アルピーヌ、ガソリンの温度が上がるのは何故なのか

やっと燃料ポンプのリコールも発表されました。がtech performさんの言われるように、これは燃料の温度が燃料ポンプを破壊する程想定外に上がってしまうことに対しての根本的な解決策ではなく、あくまで対症療法に過ぎません。

この燃料ポンプで絶対問題ないのか、そもそも標準的な燃料ポンプでは耐えられない程の温度になって大丈夫なのか、何も答えが出されていはいない状態です。
(トヨタやホンダの同じdenso製の燃料ポンプのリコールと一緒にされることがありますが、あちらは製造時の管理の問題で不良品質[ガソリンを含んで膨張!!]になったしまったためであり、一定の品質は確保できている今回の問題とは全く別です。

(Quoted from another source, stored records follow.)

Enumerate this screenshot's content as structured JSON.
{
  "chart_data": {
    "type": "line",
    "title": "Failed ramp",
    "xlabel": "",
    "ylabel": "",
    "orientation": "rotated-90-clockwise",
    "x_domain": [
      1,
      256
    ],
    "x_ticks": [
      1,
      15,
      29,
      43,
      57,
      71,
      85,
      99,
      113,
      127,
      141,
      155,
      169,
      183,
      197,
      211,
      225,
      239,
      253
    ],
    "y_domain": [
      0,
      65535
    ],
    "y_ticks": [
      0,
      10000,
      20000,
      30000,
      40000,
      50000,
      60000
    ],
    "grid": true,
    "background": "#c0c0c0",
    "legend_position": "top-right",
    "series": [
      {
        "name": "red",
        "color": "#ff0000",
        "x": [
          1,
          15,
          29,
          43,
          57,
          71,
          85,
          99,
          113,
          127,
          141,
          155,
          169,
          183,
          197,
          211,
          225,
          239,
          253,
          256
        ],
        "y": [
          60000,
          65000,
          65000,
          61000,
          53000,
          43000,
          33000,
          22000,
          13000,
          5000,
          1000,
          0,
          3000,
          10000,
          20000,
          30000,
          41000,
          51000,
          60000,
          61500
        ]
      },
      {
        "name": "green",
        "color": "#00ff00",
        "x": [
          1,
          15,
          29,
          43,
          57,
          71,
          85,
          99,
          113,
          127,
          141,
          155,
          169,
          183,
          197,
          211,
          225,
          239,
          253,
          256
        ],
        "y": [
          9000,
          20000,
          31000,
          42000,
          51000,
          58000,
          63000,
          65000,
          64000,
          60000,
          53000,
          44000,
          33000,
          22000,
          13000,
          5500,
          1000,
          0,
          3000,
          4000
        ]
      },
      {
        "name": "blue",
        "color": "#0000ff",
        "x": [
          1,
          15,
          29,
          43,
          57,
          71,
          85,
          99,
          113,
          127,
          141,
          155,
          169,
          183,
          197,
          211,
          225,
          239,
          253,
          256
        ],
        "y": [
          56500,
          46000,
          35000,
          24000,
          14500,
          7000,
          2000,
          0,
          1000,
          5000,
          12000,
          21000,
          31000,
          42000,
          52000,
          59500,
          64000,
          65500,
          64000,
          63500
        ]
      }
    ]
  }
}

)

そもそも、何故アルピーヌだけガソリンの温度が上がってしまうのか?

これに対しては、今のところ2つの見解が示されています。
一つは、tech performさんの解釈を代表とする、ラジエタの排熱、燃料タンクの下を通るエンジン、インタークーラの冷却パイプの熱に依る、という説。
もう一つはpersecさんがずっと主張されているエンジンから戻る(エンジンルームで加熱された)ガソリンに依る、という説。

ここでは、 これら2つの見解について具体的に検証してみたいと思います。
長くなりそうなので、まずはpersecさんの'エンジンから戻る高温のガソリンが原因'という説について。

エンジンから何故ガソリンがタンクに戻るのか? 不思議に思う方もいらっしゃるかもしれません。
これは電動の燃料ポンプを使う車両において、燃料の消費量が一定でない(アイドリングやエンジンブレーキ時には減る、特に過給圧の高いターボ車では消費する燃料の量が特に大きく変化する)ため、多めの燃料を流して、使われなかった分は燃料タンクに戻す、という仕組み(フューエルリターン)のためです。
ここで、燃料消費が少ないアイドリングやエンジンブレーキ時については、プレッシャーレギュレータという吸気マニホールドの負圧を利用する機器を使って検知していたため、一度エンジンまでガソリンを送り、そこから戻す必要がありました。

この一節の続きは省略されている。